Letter to Reverend Barber Regarding State Medical Child Abuse Practices

Dear Reverend Barber:

There are many abominable practices in our country but of singular import is the use of foster children in medical research.

The latest figure available from the Department of Health and Human Services indicates there were more than 400,500 minors available for pharmaceutical/medical test product studies in 2011.

NIH reports that there are 13,690 children's trials here and in other countries either completed, in progress or terminated. Many of the U.S. minors who are selected for research are under state protection but the government does not segregate this data.

Medicaid insures foster and poverty-designated children. The CDC confirmed last month that 10,000 Medicaid-covered toddlers had been placed on ADHD drugs. The Citizens Commission on Human Rights says these figures are not inclusive and state that 274,000 0-1 year olds and 370,000 toddlers are on psychotropic drug regimens .

Although not specified as such, these prescriptive practices are clinical trials and a form of medical child abuse because the psychotropic products are not FDA approved for these age groups.

For decades the National Institutes of Health and PhRMA have allowed third parties, e.g. Covance , to select children from state welfare agency rolls and situate them in clinical trials. This concept is condoned by the governing parties because most parents are not willing to subject their children to experimentation.

It is customary for drug development service companies to pay volunteers for participating in clinical trials. State welfare agencies are also reimbursed for the use of their captive children. For more on this subject and the AIDS drug research projects please refer to Harriet Washington's book: Medical Apartheid: The Dark History of Medical Experimentation on Black Americans from Colonial Times to the Present.

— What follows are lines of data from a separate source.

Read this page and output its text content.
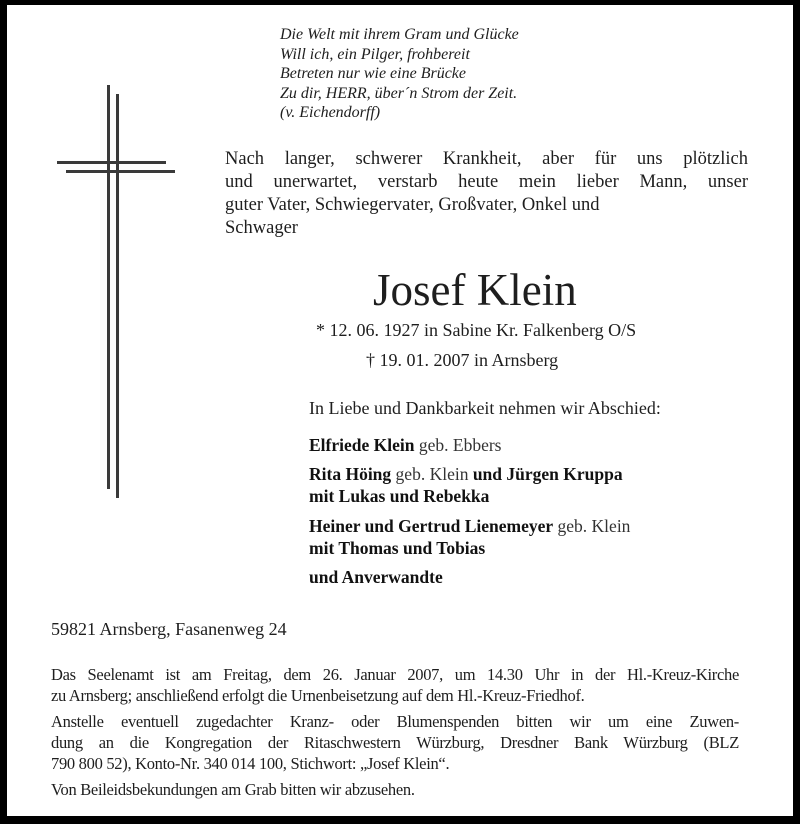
Die Welt mit ihrem Gram und Glücke
Will ich, ein Pilger, frohbereit
Betreten nur wie eine Brücke
Zu dir, HERR, über´n Strom der Zeit.
(v. Eichendorff)
Nach langer, schwerer Krankheit, aber für uns plötzlich
und unerwartet, verstarb heute mein lieber Mann, unser
guter Vater, Schwiegervater, Großvater, Onkel und
Schwager
Josef Klein
* 12. 06. 1927 in Sabine Kr. Falkenberg O/S
† 19. 01. 2007 in Arnsberg
In Liebe und Dankbarkeit nehmen wir Abschied:
Elfriede Klein geb. Ebbers
Rita Höing geb. Klein und Jürgen Kruppa
mit Lukas und Rebekka
Heiner und Gertrud Lienemeyer geb. Klein
mit Thomas und Tobias
und Anverwandte
59821 Arnsberg, Fasanenweg 24
Das Seelenamt ist am Freitag, dem 26. Januar 2007, um 14.30 Uhr in der Hl.-Kreuz-Kirche
zu Arnsberg; anschließend erfolgt die Urnenbeisetzung auf dem Hl.-Kreuz-Friedhof.
Anstelle eventuell zugedachter Kranz- oder Blumenspenden bitten wir um eine Zuwen-
dung an die Kongregation der Ritaschwestern Würzburg, Dresdner Bank Würzburg (BLZ
790 800 52), Konto-Nr. 340 014 100, Stichwort: „Josef Klein“.
Von Beileidsbekundungen am Grab bitten wir abzusehen.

Other than financial incentives, why would states conscript previously abused children for medical research? The expressed reason is to save lives and enhance knowledge.

To appease child protection groups, the government requires Institutional Review Board approval before children may be enrolled in these exploratory enterprises. These considered safeguard measures are meaningless because foster children's civil rights are being abridged.

New York City foster children suspected of AIDS infection were the recipients of toxic drugs in the late 80s and early 90s. The public become informed of these practices in 2004 with the publication of Liam Scheff's report, " The House That Aids Built ." His allegations prompted a federal investigation and criticism of Mr. Scheff's findings on the part of The New York Times. But there is no debate that these activities occurred or that children suffered during the course of the experiments.

NYC child welfare administration officials told The Times that 90% of the children labeled H.I.V. positive were enrolled in these drug programs over a 14-year period. The number of foster children involved in these trials is unknown because the documents were either missing or incomplete. Welfare spokespeople admitted that the safety and well being of these children were not carefully monitored. Absent paper work allowed supervising pediatricians to say that they do not remember deaths or serious side effect events in the almost decade and a half endeavor.

Most of the children in the AIDS research trials were held in medical institutions as are those in current pharmaceutical evaluative studies. Incarceration ensures that the test subjects receive the under-study drug and are available for bodily fluid extractions. Blood is acquired via venipuncture for 0-18 age groups; urine by catheterization in the youngest subjects.

These procedures often require restraints. Children unable to swallow pills or who are troublesome are fitted with gastric and or nasal feeding tubes. Dr. Katherine Painter, former director of the NYC Incarnation Children's Center verified Mr. Scheff's medical child abuse complaint.

In 1998 The Times advised that federal officials were investigating psychiatric experiments conducted over a three year period by the New York State Psychiatric Institute and the Mount Sinai School of Medicine.

The clinical trial study consisted of 100 mostly black and Hispanic youths, ages 6-10 who were intravenously-fed fenfluramine based on the supposition that violent or criminal behavior could be ascertained by certain brain chemicals. Fenfluramine was banned in 1997 because of its heart-damaging side effects.

With the imprimatur of the federal government, states are subjecting their wards to medical child abuse via clinical trials. Please censure these abhorrent practices.